No More Kings–Just A Bunch of Emmy Nominees: John Adams was uneven as all get-out, but the wide range of supporting actors breathing life into the architects of a new country took our breath away. From the always-brilliant Tom Wilkinson as an earthy Ben Franklin to a surprising David Morse as George Washington to Laura Linney as the backbone helping to hold a country together, the characters surrounding Adams outstrip the second president.

Because We Know Patty: FX’s bold, beautifully shot Damages seemed to suffer from all the things that usually keep shows from being recognized by the Emmys. First, it’s really good. Second, it’s on basic cable–HBO’s award-grubbing budget is probably bigger than FX’s total budget. The intricate mystery doesn’t lend itself to the Emmy screening process. And yet, quality wins out for a change. Let’s hope the same holds true for the final victors.

Squee! It’s…

Double squee! It’s Percy Daggs III and Wendell Pierce on In Plain Sight tonight. While Daggs has appeared in everything from Any Day Now to Freaks and Geeks to NYPD Blue, we loved him as Veronica Mars’ best buddy Wallace Fennel. If you didn’t forgive them for the hackery that was “One Angry Veronica” when Wallace showed up at Veronica’s door on New Year’s Eve, your heart might be a titch hard.
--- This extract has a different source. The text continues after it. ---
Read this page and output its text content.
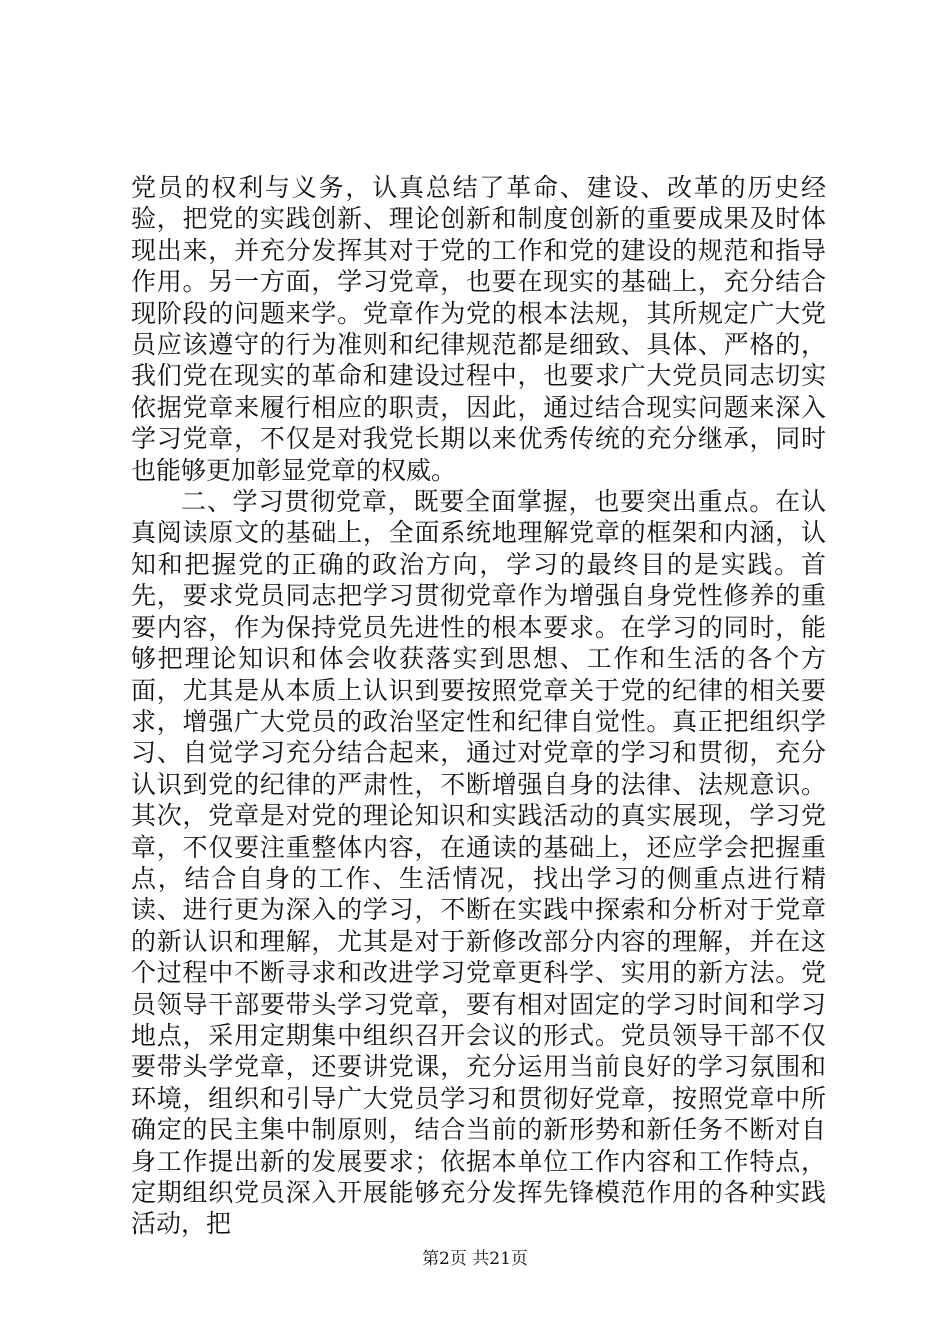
党员的权利与义务，认真总结了革命、建设、改革的历史经验，把党的实践创新、理论创新和制度创新的重要成果及时体现出来，并充分发挥其对于党的工作和党的建设的规范和指导作用。另一方面，学习党章，也要在现实的基础上，充分结合现阶段的问题来学。党章作为党的根本法规，其所规定广大党员应该遵守的行为准则和纪律规范都是细致、具体、严格的，我们党在现实的革命和建设过程中，也要求广大党员同志切实依据党章来履行相应的职责，因此，通过结合现实问题来深入学习党章，不仅是对我党长期以来优秀传统的充分继承，同时也能够更加彰显党章的权威。

二、学习贯彻党章，既要全面掌握，也要突出重点。在认真阅读原文的基础上，全面系统地理解党章的框架和内涵，认知和把握党的正确的政治方向，学习的最终目的是实践。首先，要求党员同志把学习贯彻党章作为增强自身党性修养的重要内容，作为保持党员先进性的根本要求。在学习的同时，能够把理论知识和体会收获落实到思想、工作和生活的各个方面，尤其是从本质上认识到要按照党章关于党的纪律的相关要求，增强广大党员的政治坚定性和纪律自觉性。真正把组织学习、自觉学习充分结合起来，通过对党章的学习和贯彻，充分认识到党的纪律的严肃性，不断增强自身的法律、法规意识。其次，党章是对党的理论知识和实践活动的真实展现，学习党章，不仅要注重整体内容，在通读的基础上，还应学会把握重点，结合自身的工作、生活情况，找出学习的侧重点进行精读、进行更为深入的学习，不断在实践中探索和分析对于党章的新认识和理解，尤其是对于新修改部分内容的理解，并在这个过程中不断寻求和改进学习党章更科学、实用的新方法。党员领导干部要带头学习党章，要有相对固定的学习时间和学习地点，采用定期集中组织召开会议的形式。党员领导干部不仅要带头学党章，还要讲党课，充分运用当前良好的学习氛围和环境，组织和引导广大党员学习和贯彻好党章，按照党章中所确定的民主集中制原则，结合当前的新形势和新任务不断对自身工作提出新的发展要求；依据本单位工作内容和工作特点，定期组织党员深入开展能够充分发挥先锋模范作用的各种实践活动，把

第2页 共21页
Wendell Pierce has been in a ton of movies and one-off appearances in shows as diverse as I’ll Fly Away and Women’s Murder Club, and he has a penchant for appearing in shows named after people (The Gregory Hines Show; The Brian Benben Show; The Weber Show. When did you ever think you’d see those shows together?). Perhaps most amusing, he shows up on Law and Order (Original Flavor) every three or four years–as different characters. He was at his most brilliant, however, as Detective Bunk Moreland on The Wire, a cop who drinks way too much and lets Jimmy McNulty get away with way too much, but who can’t help being the one guy standing tall in the end. It appears the shoe is on the other foot tonight, as he’ll have to deal with Marshal Mary and Marshal Marshall. I suspect he’ll like the latter better.